Stations on the Way to Freedom


Stations on the Way to Freedom

Discipline

If you set out to seek freedom, then you must learn above all things                                                                discipline of your soul and your senses, lest your desires                                                                                             and then your limbs perchance should lead you now hither, now yon.                                                                 Chaste be your spirit and body, subject to yourself completely,                                                                                     in obedience seeking the goal that is set for your spirit.                                                                                                              Only through discipline does one learn the secret of freedom.

Action

Not always doing and daring what’s random, but seeking the right thing,                                                                 Hover not over the possible, but boldly reach for the real.                                                                                         Not in escaping to thought, in action alone is found freedom.                                                                                                 Dare to quit anxious faltering and enter the storm of events,                                                                                                carried alone by your faith and by God’s good commandments,                                                                                            then true freedom will come and embrace your spirit, rejoicing.

Suffering

Wondrous transformation. Your hands, strong and active, are fettered.                                                                   Powerless, alone, you see that an end is put to your action.                                                                                                  Yet now you breathe a sigh of relief and lay what is righteous                                                                                            calmly and fearlessly into a mightier hand, contented.                                                                                                Just for one blissful moment you could feel the sweet touch of freedom,                                                                           Then you gave it to God, that God might perfect it in glory.

Death

Come now, highest of feasts on the way to freedom eternal,                                                                                   Death, lay down your ponderous chains and earthen enclosures                                                                   walls that deceive our souls and fetter our mortal bodies,                                                                                                  that we might at last behold what here we are hindered from seeing.                                                                        Freedom, long have we sought you through discipline, action, and suffering.                                                                      Dying, now we discern in the countenance of God your own face.

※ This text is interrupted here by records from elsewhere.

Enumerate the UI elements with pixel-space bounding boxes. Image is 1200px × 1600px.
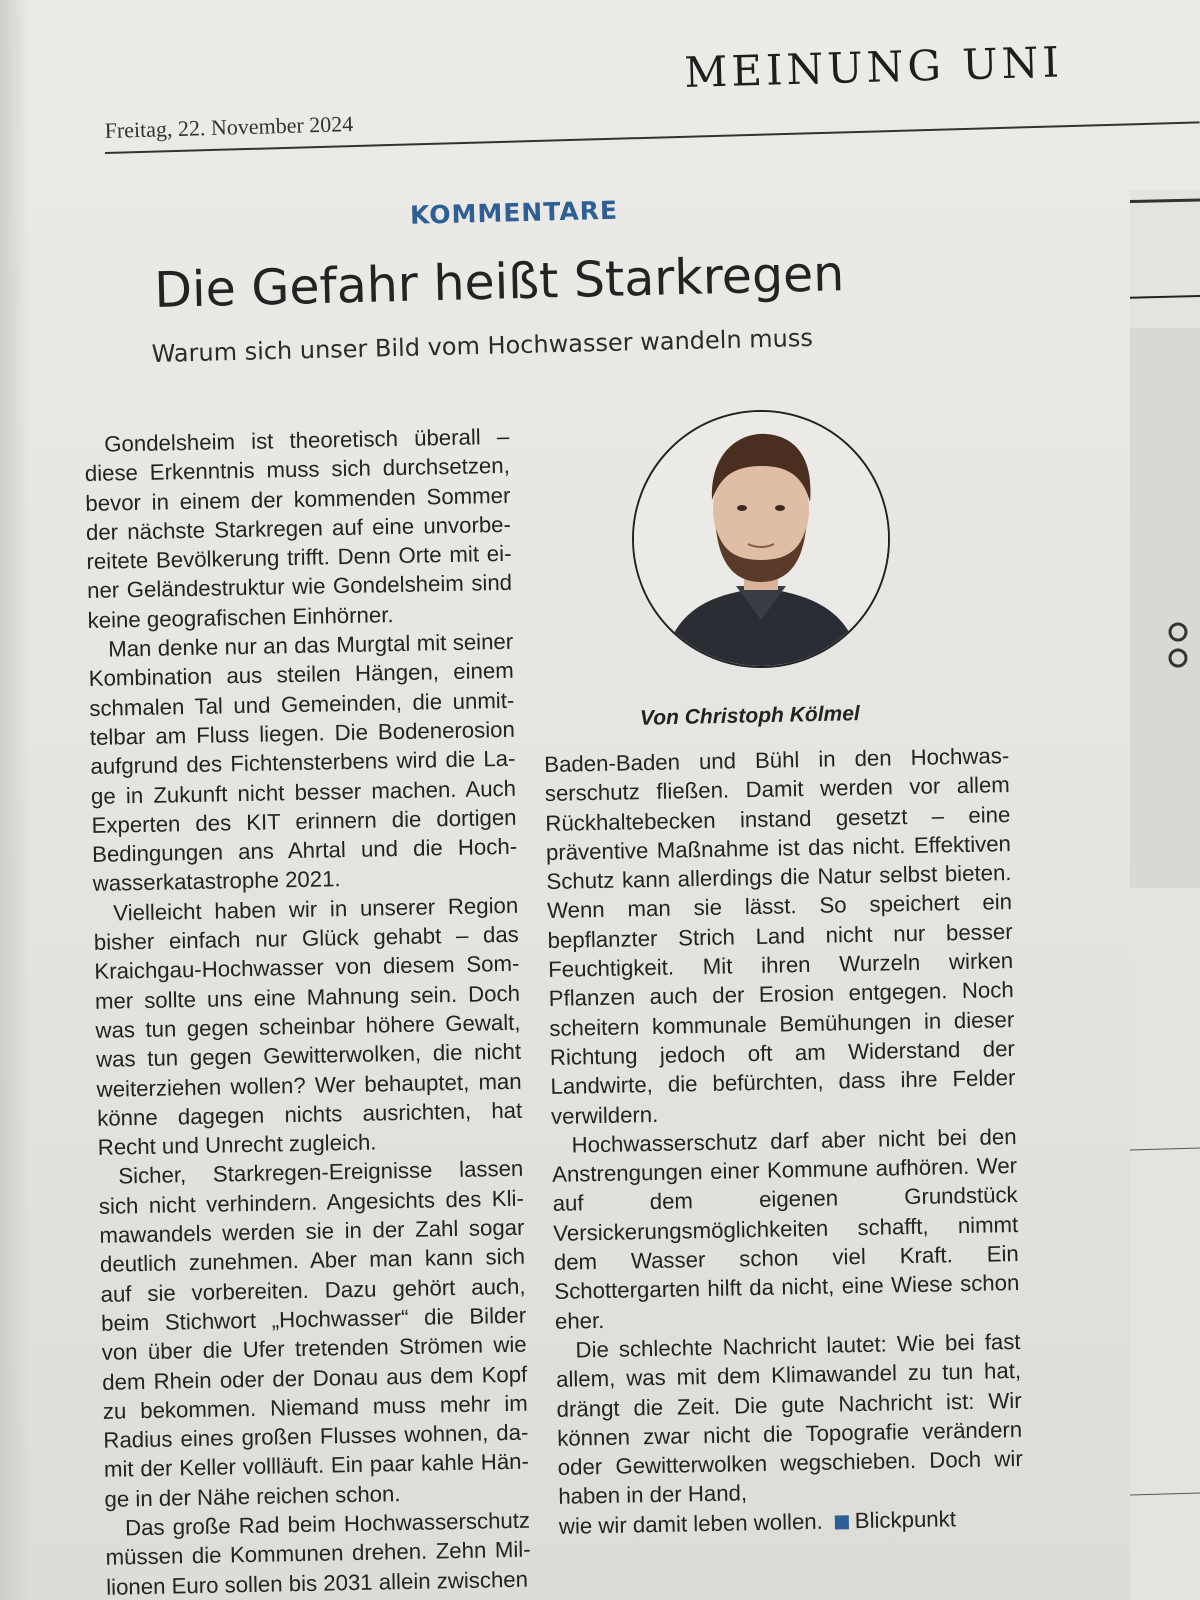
adjacent-page-edge: [1130, 190, 1200, 1600]
page-fold-shadow: [0, 0, 30, 1600]
paragraph: Man denke nur an das Murgtal mit seiner Kombination aus steilen Hängen, einem schmalen Tal und Gemeinden, die unmittelbar am Fluss liegen. Die Bodenerosion aufgrund des Fichtensterbens wird die Lage in Zukunft nicht besser machen. Auch Experten des KIT erinnern die dortigen Bedingungen ans Ahrtal und die Hochwasserkatastrophe 2021.: [88, 628, 518, 897]
article-column-1: [84, 422, 531, 1600]
paragraph: Sicher, Starkregen-Ereignisse lassen sich nicht verhindern. Angesichts des Klimawandels werden sie in der Zahl sogar deutlich zunehmen. Aber man kann sich auf sie vorbereiten. Dazu gehört auch, beim Stichwort „Hochwasser“ die Bilder von über die Ufer tretenden Strömen wie dem Rhein oder der Donau aus dem Kopf zu bekommen. Niemand muss mehr im Radius eines großen Flusses wohnen, damit der Keller vollläuft. Ein paar kahle Hänge in der Nähe reichen schon.: [98, 1156, 530, 1512]
signoff-source: Blickpunkt: [854, 1505, 957, 1533]
paragraph: Hochwasserschutz darf aber nicht bei den Anstrengungen einer Kommune aufhören. Wer auf dem eigenen Grundstück Versickerungsmöglichkeiten schafft, nimmt dem Wasser schon viel Kraft. Ein Schottergarten hilft da nicht, eine Wiese schon eher.: [551, 1123, 1020, 1334]
paragraph: Das große Rad beim Hochwasserschutz müssen die Kommunen drehen. Zehn Millionen Euro sollen bis 2031 allein zwischen: [105, 1507, 531, 1600]
issue-date: Freitag, 22. November 2024: [104, 111, 354, 144]
paragraph: Die schlechte Nachricht lautet: Wie bei fast allem, was mit dem Klimawandel zu tun hat, drängt die Zeit. Die gute Nachricht ist: Wir können zwar nicht die Topografie verändern oder Gewitterwolken wegschieben. Doch wir haben in der Hand,: [555, 1328, 1023, 1510]
author-portrait: [632, 410, 890, 668]
article-headline: Die Gefahr heißt Starkregen: [153, 245, 845, 319]
article-byline: Von Christoph Kölmel: [639, 702, 860, 730]
article-subheadline: Warum sich unser Bild vom Hochwasser wandeln muss: [151, 323, 814, 368]
paragraph: Gondelsheim ist theoretisch überall – diese Erkenntnis muss sich durchsetzen, bevor in einem der kommenden Sommer der nächste Starkregen auf eine unvorbereitete Bevölkerung trifft. Denn Orte mit einer Geländestruktur wie Gondelsheim sind keine geografischen Einhörner.: [84, 423, 513, 633]
paragraph: Vielleicht haben wir in unserer Region bisher einfach nur Glück gehabt – das Kraichgau-Hochwasser von diesem Sommer sollte uns eine Mahnung sein. Doch was tun gegen scheinbar höhere Gewalt, was tun gegen Gewitterwolken, die nicht weiterziehen wollen? Wer behauptet, man könne dagegen nichts ausrichten, hat Recht und Unrecht zugleich.: [93, 892, 523, 1160]
last-line: wie wir damit leben wollen.: [558, 1508, 823, 1539]
article-column-2: [544, 741, 1024, 1541]
section-title: MEINUNG UNI: [683, 37, 1064, 97]
article-kicker: KOMMENTARE: [409, 195, 619, 230]
paragraph: Baden-Baden und Bühl in den Hochwasserschutz fließen. Damit werden vor allem Rückhaltebecken instand gesetzt – eine präventive Maßnahme ist das nicht. Effektiven Schutz kann allerdings die Natur selbst bieten. Wenn man sie lässt. So speichert ein bepflanzter Strich Land nicht nur besser Feuchtigkeit. Mit ihren Wurzeln wirken Pflanzen auch der Erosion entgegen. Noch scheitern kommunale Bemühungen in dieser Richtung jedoch oft am Widerstand der Landwirte, die befürchten, dass ihre Felder verwildern.: [544, 743, 1016, 1129]
end-square-icon: [835, 1515, 849, 1529]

          Dietrich Bonhoeffer’s poem was written from prison near the end of his life. It suggests a *Spirit-uality for a life well-lived. And perhaps some insight for negotiating the troubled times we are undergoing.

          If so, the life it limns is daunting. At least to a contemporary American. Discipline, Action, Suffering, and Death are not hallmarks of our culture. To not be led hither and you by our desires but in control of ourselves aiming our lives at their true north is a challenge few of us today are up for. According to Bonhoeffer, though, this is the way to freedom.

          Doing the right thing, reaching for the real, and acting on this conviction in the hurly burly of daily life, this too is a way to freedom. More than just random activity, a busy life, Bonhoeffer’s call to action is driven by human faith and divine command into the embrace of freedom.

          Suffering comes to each of us who seek freedom. We stop or are stopped. Activity ceases. We can do no more. Or else but one thing more. We can lay our lives, their justification, their fruitfulness, their meaning, into God’s mighty hands that he may perfect the touches of freedom we have had along the way into the visage of the thing itself.

          Finally, death. Always death. According to Ecclesiastes death is the great leveler, the mighty mocker of all our pretentions to have amounted to something. Those however, who have sought freedom in discipline, action, and suffering, will find in death the foyer to our joyous encounter with Freedom itself. And in Freedom’s face we see the face of God.

          Daunting? Yes, to be sure. Especially where we are and who we have become as a people following our idols of unfettered choice, entertainment rather than inner-tainment, avoidance of suffering, and fear of death. But for the grace of God we’d never even try what Bonhoeffer suggests. Grace, though, is just what he presupposes, the reality on which he premises the possibility for the living of such a life.

          This life of freedom sketched by Bonhoeffer s one way to say what needs to happen for an America bedeviled by racism and abounding in visciousness and violence, seemingly helpless to do more than quote Martin Luther King, Jr. and implore one another to come to our senses about guns and race. None of that cuts any water against what we face. This is the crucible of our time, perhaps for our country’s survival. People much hardier and more durable than most of us are needed. People who are not strangers to these “Stations of Freedom” Bonhoeffer lauds. God stands ready with grace sufficient for all who choose to tread this path. What do you choose today?